According to Ad Age, leisure brands accounted for 21 of the 40 advertisers in last year’s Super Bowl.

This included theme parks (Universal Orlando), movie studios (Paramount,Disney, and Universal) clothing brands (Sketchers, Dockers) restaurants (Taco Bell, Denny’s), as well as food and beverage brands (Snickers, Dr. Pepper, Doritos, Emerald Nuts, Coca Cola and Anheiser Bush InBev).

David Carr of the New York Times, commented on this phenomenon in his column, The Media Equation.
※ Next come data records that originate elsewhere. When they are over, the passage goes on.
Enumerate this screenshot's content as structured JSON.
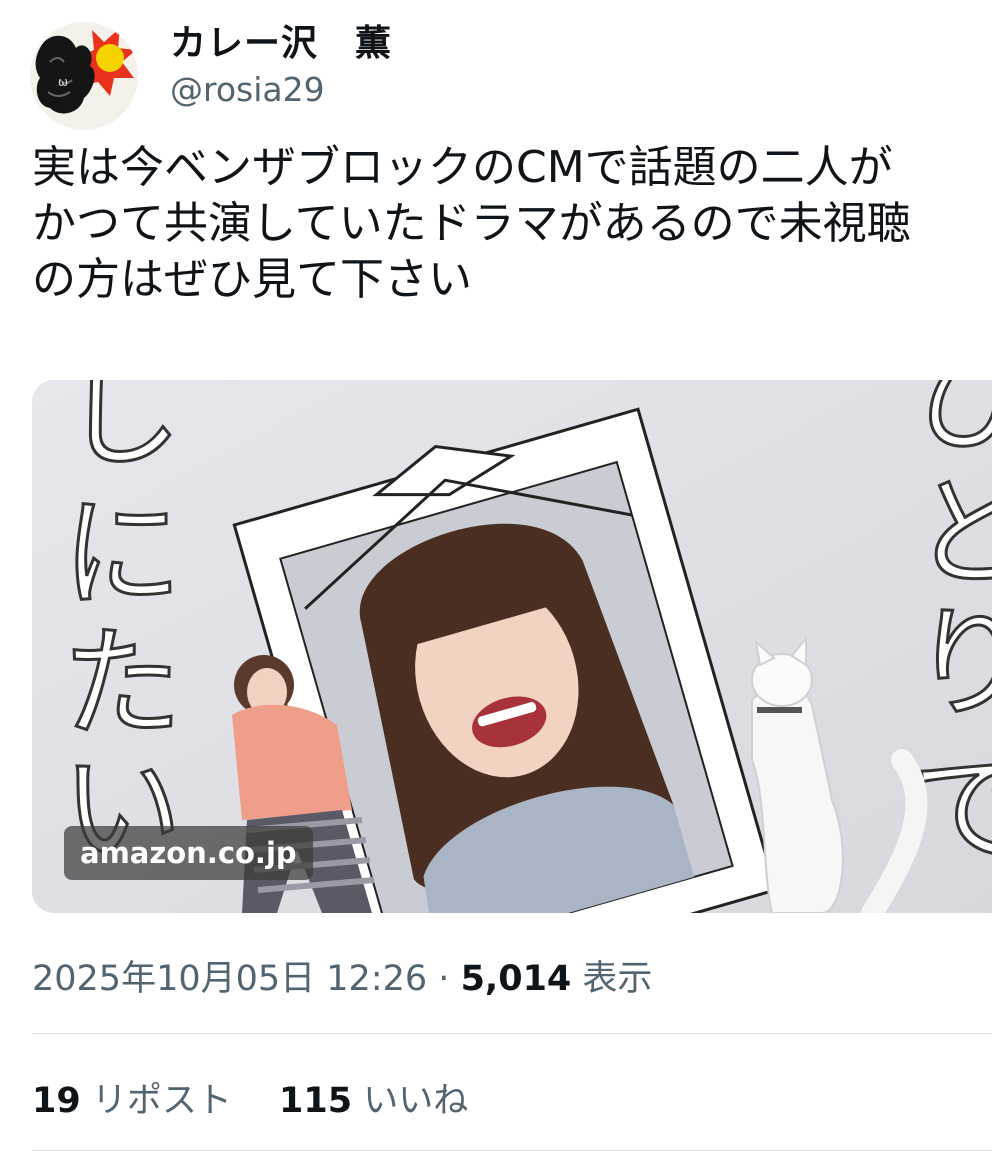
{
  "author": {
    "display_name": "カレー沢　薫",
    "handle": "@rosia29"
  },
  "tweet": {
    "lines": [
      "実は今ベンザブロックのCMで話題の二人が",
      "かつて共演していたドラマがあるので未視聴",
      "の方はぜひ見て下さい"
    ]
  },
  "media": {
    "source_label": "amazon.co.jp",
    "poster_text_left": [
      "し",
      "に",
      "た",
      "い"
    ],
    "poster_text_right": [
      "ひ",
      "と",
      "り",
      "で"
    ]
  },
  "meta": {
    "timestamp": "2025年10月05日 12:26",
    "separator": "·",
    "views_count": "5,014",
    "views_label": "表示"
  },
  "stats": {
    "reposts_count": "19",
    "reposts_label": "リポスト",
    "likes_count": "115",
    "likes_label": "いいね"
  },
  "colors": {
    "secondary_text": "#536471",
    "primary_text": "#0f1419",
    "divider": "#dfe3e7"
  }
}
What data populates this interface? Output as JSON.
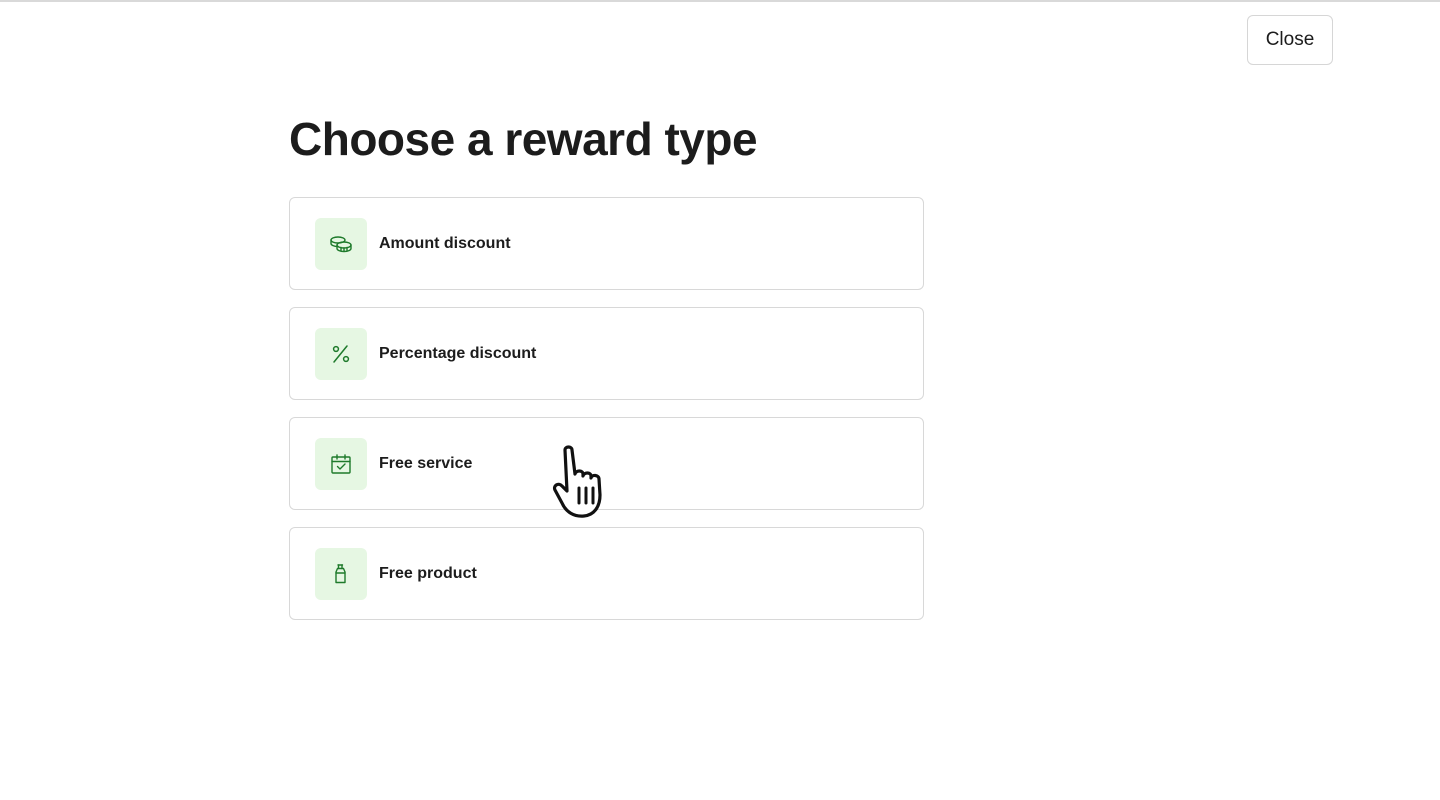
{
  "header": {
    "close_label": "Close"
  },
  "main": {
    "title": "Choose a reward type",
    "options": [
      {
        "label": "Amount discount",
        "icon": "coins-icon"
      },
      {
        "label": "Percentage discount",
        "icon": "percent-icon"
      },
      {
        "label": "Free service",
        "icon": "calendar-check-icon"
      },
      {
        "label": "Free product",
        "icon": "bottle-icon"
      }
    ]
  },
  "colors": {
    "icon_bg": "#e6f7e3",
    "icon_stroke": "#1e7a2b",
    "text": "#1c1c1c",
    "border": "#d8d8d8"
  }
}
If you’re the CMO of a leisure brand, he made 5 observations about the power of TV that are worth noting.

5 reasons TV will continue to be the most persuasive advertising medium for marketing leisure brands.

  1. Despite the proliferation of mobile and computer screens, people are watching more TV than ever:  A Ball State study released last March found that Americans watch 5 hours of TV daily.
  2. DVRs and TiVo haven’t put much of a dent on viewership of commercials, as viewers are still exposed to 72 minutes of commercials every day.
  3. Even though in some tech quarters the TV is viewed as a “Luddite appliance”, 99% of all video consumed by Americans are still viewed on TV sets.
  4. Although their audience isn’t as big as it once was, network TV’s remaining share is still large compared to the rest of the increasingly fragmented media landscape.
  5. Network TV is still the only medium that allows advertisers to build reach quickly and in a defined window of time.

According to ad-tracking firm Kantor Media, network TV spending is up 11.6% in the first quarter, and ad rates are expected to climb 5-9% for the year.

What’s your experience with TV as an advertising medium?  Are you using TV to build your leisure marketing brand and business?  If so, why? If not, why not?